Già, ma come diavolo vogliamo chiamarlo...? Come ci pare, l’importante è la
seconda parte della definizione, cioè “naturalista”. Negli ultimi anni mi
sono reso conto che l’artista naturalista è prima un naturalista vero e
proprio e poi un pittore.
Mi spiego. La frase chiave dell’artista naturalista, che spesso sento dagli
artisti stranieri è “you paint best what you know best...” e cioè “si
dipinge meglio ciò che si conosce meglio”, questo senza dubbio è il punto di
partenza anche per arrivare all’astrazione più totale. La conoscenza del
soggetto e la sua osservazione nel più totale rispetto sono fondamentali
perchè un disegno sia davvero compiuto e non solamente finito.

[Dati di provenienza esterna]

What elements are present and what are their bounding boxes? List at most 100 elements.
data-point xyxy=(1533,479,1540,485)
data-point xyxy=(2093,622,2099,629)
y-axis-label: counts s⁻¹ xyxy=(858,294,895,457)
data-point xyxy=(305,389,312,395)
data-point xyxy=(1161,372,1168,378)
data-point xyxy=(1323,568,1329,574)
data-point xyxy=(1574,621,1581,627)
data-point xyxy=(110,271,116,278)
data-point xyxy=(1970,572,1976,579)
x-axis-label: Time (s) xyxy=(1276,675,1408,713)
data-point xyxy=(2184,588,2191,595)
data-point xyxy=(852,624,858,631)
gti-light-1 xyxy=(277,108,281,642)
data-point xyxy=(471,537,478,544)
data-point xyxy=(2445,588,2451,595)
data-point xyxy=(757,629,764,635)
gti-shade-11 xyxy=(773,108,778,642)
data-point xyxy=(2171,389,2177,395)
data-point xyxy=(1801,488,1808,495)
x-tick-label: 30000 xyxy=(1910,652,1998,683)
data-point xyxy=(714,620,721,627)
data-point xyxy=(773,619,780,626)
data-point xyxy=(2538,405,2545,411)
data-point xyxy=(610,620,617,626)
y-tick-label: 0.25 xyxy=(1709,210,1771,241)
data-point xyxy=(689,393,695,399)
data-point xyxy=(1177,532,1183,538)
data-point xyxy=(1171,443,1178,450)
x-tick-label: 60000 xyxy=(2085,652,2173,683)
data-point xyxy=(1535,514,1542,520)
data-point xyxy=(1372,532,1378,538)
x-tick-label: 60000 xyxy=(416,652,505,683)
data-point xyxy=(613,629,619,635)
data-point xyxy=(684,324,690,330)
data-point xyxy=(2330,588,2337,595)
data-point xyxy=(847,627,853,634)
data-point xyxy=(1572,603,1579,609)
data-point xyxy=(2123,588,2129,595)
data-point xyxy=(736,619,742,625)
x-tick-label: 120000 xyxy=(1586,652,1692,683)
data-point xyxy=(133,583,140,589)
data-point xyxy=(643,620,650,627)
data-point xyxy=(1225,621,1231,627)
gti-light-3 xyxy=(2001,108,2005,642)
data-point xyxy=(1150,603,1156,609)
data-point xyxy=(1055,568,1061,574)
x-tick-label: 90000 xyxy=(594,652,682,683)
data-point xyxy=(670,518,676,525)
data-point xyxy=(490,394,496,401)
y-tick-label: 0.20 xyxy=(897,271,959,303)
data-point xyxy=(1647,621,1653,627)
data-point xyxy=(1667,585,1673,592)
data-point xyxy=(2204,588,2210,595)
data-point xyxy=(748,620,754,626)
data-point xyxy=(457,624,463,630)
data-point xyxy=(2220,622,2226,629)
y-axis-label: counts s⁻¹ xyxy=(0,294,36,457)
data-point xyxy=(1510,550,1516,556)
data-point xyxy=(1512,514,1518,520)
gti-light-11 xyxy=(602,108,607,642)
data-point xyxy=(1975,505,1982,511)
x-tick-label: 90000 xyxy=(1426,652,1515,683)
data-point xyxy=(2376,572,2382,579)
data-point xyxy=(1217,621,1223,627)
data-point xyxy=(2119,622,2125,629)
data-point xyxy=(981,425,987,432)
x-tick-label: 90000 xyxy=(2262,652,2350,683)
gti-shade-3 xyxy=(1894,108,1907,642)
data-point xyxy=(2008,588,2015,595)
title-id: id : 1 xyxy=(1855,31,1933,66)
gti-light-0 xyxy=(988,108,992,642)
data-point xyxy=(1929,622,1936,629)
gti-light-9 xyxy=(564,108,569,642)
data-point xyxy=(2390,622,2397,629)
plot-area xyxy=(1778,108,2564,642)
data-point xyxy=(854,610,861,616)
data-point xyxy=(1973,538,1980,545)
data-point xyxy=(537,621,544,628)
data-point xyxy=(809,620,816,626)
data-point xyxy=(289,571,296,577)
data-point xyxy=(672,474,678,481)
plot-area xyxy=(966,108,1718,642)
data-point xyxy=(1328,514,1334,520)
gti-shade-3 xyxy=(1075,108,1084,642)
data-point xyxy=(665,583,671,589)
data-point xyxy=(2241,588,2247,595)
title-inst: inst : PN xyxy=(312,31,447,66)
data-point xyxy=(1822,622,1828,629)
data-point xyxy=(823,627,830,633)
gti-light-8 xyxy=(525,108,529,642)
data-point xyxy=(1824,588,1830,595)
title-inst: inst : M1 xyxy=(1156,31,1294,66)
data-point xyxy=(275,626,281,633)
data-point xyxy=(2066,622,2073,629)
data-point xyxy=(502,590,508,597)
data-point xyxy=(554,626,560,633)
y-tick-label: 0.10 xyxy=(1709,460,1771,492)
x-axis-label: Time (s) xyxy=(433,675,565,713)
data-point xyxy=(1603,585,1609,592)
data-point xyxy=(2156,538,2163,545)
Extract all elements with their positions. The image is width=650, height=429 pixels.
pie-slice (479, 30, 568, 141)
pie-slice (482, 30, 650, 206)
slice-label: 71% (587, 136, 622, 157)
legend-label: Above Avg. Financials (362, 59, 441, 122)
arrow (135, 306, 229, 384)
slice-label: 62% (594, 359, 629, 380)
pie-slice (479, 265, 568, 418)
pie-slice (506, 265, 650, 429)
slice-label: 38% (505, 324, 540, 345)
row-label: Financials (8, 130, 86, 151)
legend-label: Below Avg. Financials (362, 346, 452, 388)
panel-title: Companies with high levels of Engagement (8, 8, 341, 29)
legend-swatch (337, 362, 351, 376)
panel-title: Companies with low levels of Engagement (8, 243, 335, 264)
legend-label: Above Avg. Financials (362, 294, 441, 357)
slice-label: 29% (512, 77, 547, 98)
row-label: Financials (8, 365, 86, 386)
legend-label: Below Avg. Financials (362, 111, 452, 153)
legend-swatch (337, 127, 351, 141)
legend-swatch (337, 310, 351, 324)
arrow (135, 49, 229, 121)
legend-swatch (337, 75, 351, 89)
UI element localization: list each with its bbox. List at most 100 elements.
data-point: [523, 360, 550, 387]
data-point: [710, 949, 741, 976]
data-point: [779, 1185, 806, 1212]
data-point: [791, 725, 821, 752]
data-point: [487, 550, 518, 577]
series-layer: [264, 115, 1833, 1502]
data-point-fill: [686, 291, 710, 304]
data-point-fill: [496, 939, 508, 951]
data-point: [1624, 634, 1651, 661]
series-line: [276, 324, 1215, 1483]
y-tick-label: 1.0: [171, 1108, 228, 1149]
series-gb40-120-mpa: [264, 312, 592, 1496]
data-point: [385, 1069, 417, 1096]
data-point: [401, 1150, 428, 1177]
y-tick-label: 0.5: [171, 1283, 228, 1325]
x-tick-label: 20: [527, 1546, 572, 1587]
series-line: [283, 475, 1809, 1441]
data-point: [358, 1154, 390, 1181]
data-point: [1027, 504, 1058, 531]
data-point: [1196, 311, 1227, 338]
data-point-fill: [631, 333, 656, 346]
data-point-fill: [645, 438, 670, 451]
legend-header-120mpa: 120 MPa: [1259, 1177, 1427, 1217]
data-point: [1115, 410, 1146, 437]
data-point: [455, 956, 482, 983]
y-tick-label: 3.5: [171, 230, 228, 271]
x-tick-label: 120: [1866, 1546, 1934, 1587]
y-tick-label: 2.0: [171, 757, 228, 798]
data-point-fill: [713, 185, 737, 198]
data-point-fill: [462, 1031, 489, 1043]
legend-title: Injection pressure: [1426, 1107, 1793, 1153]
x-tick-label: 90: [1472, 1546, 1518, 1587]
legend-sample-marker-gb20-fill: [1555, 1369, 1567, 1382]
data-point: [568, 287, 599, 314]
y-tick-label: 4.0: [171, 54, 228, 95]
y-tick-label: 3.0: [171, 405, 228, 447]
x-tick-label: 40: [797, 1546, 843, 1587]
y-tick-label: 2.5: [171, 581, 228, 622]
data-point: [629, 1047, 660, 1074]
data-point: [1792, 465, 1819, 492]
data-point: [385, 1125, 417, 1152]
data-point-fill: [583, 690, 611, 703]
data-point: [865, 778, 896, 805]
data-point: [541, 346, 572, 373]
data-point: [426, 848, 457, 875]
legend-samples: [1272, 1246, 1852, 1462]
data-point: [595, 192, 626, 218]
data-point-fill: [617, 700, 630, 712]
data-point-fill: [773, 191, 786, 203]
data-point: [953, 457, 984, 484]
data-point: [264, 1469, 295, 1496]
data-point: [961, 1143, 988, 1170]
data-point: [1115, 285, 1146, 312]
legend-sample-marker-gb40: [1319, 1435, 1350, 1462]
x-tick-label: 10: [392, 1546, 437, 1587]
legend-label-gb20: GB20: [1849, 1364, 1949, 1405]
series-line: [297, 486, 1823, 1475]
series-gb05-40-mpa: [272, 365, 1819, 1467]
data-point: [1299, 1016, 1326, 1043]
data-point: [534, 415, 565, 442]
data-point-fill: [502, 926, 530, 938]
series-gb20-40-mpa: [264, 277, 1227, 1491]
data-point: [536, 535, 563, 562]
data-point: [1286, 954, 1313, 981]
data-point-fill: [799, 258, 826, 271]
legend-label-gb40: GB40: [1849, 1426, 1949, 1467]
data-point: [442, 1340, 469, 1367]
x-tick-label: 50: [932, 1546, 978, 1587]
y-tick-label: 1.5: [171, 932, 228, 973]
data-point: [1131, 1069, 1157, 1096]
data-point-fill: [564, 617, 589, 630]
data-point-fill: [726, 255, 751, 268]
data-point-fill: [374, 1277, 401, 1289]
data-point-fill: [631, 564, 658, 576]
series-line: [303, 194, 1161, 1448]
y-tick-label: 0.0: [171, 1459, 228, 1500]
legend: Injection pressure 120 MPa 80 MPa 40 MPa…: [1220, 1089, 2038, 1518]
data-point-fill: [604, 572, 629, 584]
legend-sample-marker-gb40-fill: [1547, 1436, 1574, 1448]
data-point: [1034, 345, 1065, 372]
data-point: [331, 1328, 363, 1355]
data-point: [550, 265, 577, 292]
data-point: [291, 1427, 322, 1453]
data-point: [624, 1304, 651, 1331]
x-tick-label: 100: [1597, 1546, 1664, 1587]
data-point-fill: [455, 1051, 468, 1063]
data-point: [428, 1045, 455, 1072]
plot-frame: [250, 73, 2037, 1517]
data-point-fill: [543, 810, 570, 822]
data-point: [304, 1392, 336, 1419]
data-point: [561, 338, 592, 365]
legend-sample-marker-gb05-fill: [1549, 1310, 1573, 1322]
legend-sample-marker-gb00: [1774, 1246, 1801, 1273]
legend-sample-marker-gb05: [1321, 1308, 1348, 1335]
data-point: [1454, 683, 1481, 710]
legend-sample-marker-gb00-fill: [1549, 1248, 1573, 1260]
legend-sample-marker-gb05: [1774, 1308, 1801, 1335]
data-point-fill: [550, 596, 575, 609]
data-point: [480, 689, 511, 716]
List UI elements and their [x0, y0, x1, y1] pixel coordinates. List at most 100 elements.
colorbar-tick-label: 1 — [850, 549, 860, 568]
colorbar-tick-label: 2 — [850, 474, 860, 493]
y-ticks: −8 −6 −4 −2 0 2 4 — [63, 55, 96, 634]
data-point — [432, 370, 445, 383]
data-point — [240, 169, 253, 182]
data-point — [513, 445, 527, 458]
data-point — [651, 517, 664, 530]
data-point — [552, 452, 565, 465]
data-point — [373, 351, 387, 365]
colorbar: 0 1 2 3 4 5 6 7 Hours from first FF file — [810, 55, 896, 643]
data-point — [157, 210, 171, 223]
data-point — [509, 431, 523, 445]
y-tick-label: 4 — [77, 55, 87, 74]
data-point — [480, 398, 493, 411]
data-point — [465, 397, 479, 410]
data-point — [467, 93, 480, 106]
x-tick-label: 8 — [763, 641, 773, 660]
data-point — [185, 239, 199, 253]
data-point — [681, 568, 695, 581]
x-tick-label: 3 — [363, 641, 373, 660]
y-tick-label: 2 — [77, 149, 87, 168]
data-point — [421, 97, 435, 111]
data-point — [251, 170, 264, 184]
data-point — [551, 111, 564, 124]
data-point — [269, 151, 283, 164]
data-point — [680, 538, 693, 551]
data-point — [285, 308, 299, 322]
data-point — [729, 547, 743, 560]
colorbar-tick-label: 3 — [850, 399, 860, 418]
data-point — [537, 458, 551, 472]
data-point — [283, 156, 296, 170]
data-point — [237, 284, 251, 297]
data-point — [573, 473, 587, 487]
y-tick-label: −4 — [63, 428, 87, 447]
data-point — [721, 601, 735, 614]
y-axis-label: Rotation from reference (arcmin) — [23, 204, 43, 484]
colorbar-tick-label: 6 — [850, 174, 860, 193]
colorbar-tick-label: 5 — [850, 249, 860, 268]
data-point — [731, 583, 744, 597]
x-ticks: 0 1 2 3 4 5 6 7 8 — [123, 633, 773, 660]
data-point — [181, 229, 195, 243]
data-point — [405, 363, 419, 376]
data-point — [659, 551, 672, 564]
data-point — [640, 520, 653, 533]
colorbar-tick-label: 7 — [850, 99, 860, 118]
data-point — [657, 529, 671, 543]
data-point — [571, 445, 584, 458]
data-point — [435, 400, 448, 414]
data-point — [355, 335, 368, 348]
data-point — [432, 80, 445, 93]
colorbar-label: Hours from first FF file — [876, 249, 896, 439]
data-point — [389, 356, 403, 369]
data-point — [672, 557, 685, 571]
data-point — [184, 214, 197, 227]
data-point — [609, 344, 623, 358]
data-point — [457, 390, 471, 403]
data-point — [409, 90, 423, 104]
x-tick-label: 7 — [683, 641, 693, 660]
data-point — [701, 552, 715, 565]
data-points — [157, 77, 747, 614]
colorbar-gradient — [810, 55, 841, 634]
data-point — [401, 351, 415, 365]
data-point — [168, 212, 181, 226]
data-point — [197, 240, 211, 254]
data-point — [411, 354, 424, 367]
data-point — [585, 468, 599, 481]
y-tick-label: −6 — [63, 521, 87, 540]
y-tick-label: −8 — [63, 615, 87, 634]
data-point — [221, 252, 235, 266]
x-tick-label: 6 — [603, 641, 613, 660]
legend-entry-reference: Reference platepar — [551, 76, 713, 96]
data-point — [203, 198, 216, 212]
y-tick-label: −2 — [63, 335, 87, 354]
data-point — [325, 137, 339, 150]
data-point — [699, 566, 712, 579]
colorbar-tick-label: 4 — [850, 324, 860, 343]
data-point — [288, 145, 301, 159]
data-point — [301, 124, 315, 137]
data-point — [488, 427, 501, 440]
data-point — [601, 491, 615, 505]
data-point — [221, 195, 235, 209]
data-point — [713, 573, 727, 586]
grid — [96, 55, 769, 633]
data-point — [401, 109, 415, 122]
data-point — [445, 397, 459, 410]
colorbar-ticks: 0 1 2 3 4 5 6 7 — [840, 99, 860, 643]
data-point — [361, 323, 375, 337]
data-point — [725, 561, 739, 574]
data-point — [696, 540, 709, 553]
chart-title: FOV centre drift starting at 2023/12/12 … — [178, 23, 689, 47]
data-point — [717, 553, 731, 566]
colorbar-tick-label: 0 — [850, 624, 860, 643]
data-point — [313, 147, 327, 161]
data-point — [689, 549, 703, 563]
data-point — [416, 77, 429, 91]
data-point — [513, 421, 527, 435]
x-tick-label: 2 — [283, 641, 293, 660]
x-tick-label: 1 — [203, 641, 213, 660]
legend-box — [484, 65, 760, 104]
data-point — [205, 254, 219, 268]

Per acquisire questa conoscenza è fondamentale l’osservazione sul campo,
prendere appunti, buttare giù idee, avere l’umiltà di imparare dalla natura
(cosa assurda per l’uomo moderno), pensare tanto e disegnare, disegnare e
poi ancora disegnare.
Può succedere di passare otto ore a disegnare Sule su una scogliera senza
capirci assolutamente nulla (magari in condizioni pessime, tra schizzi di
guano, seduto su una roccia scomodissima, con il freddo, ecc) ma
probabilmente la nona ora si comincerà a vedere qualcosa di decente...
quello è il punto di partenza. Sicuramente tutto ciò che seguirà avrà un
qualcosa in più alla fine della giornata il miglioramento sarà evidente. Il
bagaglio di conoscenza ed esperienza acquisite farà la differenza in studio.